In this chapter, we have described NSCs of the cerebral cortex in their developmental context, focusing on the aspects that are central to their functions in tissue and in vivo. We have taken the neocortex as our main area of interest and have reviewed the current knowledge on the main types of NSCs, their specific cell biological features, and their ability to proliferate, self-renew, and generate differentiated progeny. Many key questions remain incompletely answered, however, such as which specific genes, which functional gene networks, and, ultimately, which cellular and molecular pathways are responsible for the specification of each NSC and progenitor subtype. Despite ongoing contributions, we also still lack a full understanding of how the size of the different NSC and progenitor populations is determined or how many rounds of division each of those subpopulations will undergo.
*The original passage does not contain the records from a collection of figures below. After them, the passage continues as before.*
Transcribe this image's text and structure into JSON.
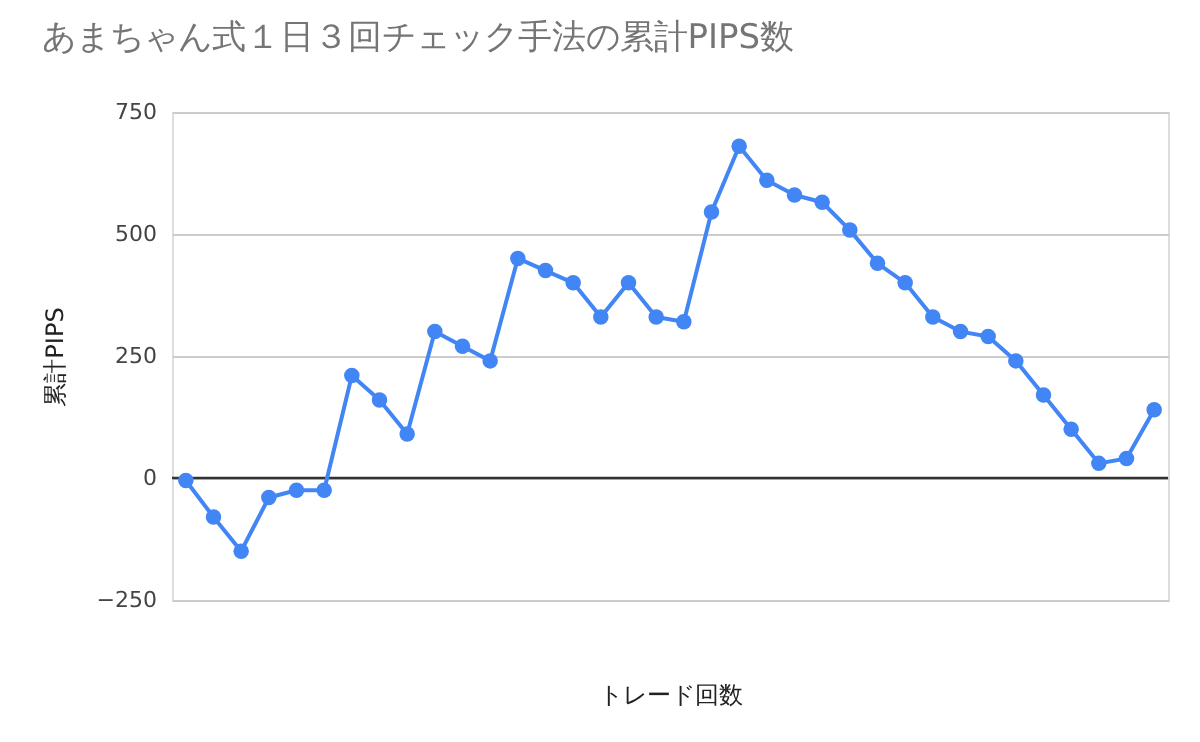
{
  "chart_data": {
    "type": "line",
    "title": "あまちゃん式１日３回チェック手法の累計PIPS数",
    "xlabel": "トレード回数",
    "ylabel": "累計PIPS",
    "categories": [
      null,
      null,
      null,
      null,
      null,
      null,
      null,
      null,
      null,
      null,
      null,
      null,
      null,
      null,
      null,
      null,
      null,
      null,
      null,
      null,
      null,
      null,
      null,
      null,
      null,
      null,
      null,
      null,
      null,
      null,
      null,
      null,
      null,
      null,
      null,
      null
    ],
    "series": [
      {
        "color": "#4285f4",
        "values": [
          -5,
          -80,
          -150,
          -40,
          -25,
          -25,
          210,
          160,
          90,
          300,
          270,
          240,
          450,
          425,
          400,
          330,
          400,
          330,
          320,
          545,
          680,
          610,
          580,
          565,
          508,
          440,
          400,
          330,
          300,
          290,
          240,
          170,
          100,
          30,
          40,
          140
        ]
      }
    ],
    "ylim": [
      -250,
      750
    ],
    "yticks": [
      -250,
      0,
      250,
      500,
      750
    ],
    "grid": "y",
    "marker": "circle",
    "line_style": "solid",
    "ref_lines": [
      {
        "axis": "y",
        "value": 0,
        "color": "#333333"
      }
    ]
  }
}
On the other hand, an increasing stream of new tools continues to increase our understanding of NSC identity and function, especially across hominid species. Notably, and despite their limitations to accurately represent native tissue, brain organoids are helping uncover characteristics that are specific to species for which native tissue is difficult or impossible to obtain, such as humans and other great apes. In addition, we are seeing ever more precise characterizations of subpopulations and single cells that are supported by “omics” methods (e.g., genomics, transcriptomics, and proteomics.) Obtaining answers to fundamental questions about the nature of NSCs will be critical for understanding the evolution, development, and normal functioning of the brain. This knowledge is also a prerequisite for finding sensible ways of applying NSC biology to the development of therapies for the different neurodevelopmental, neuropsychiatric, and neurodegenerative disorders, as well as for more acute lesions of the nervous system that may benefit from regeneration approaches.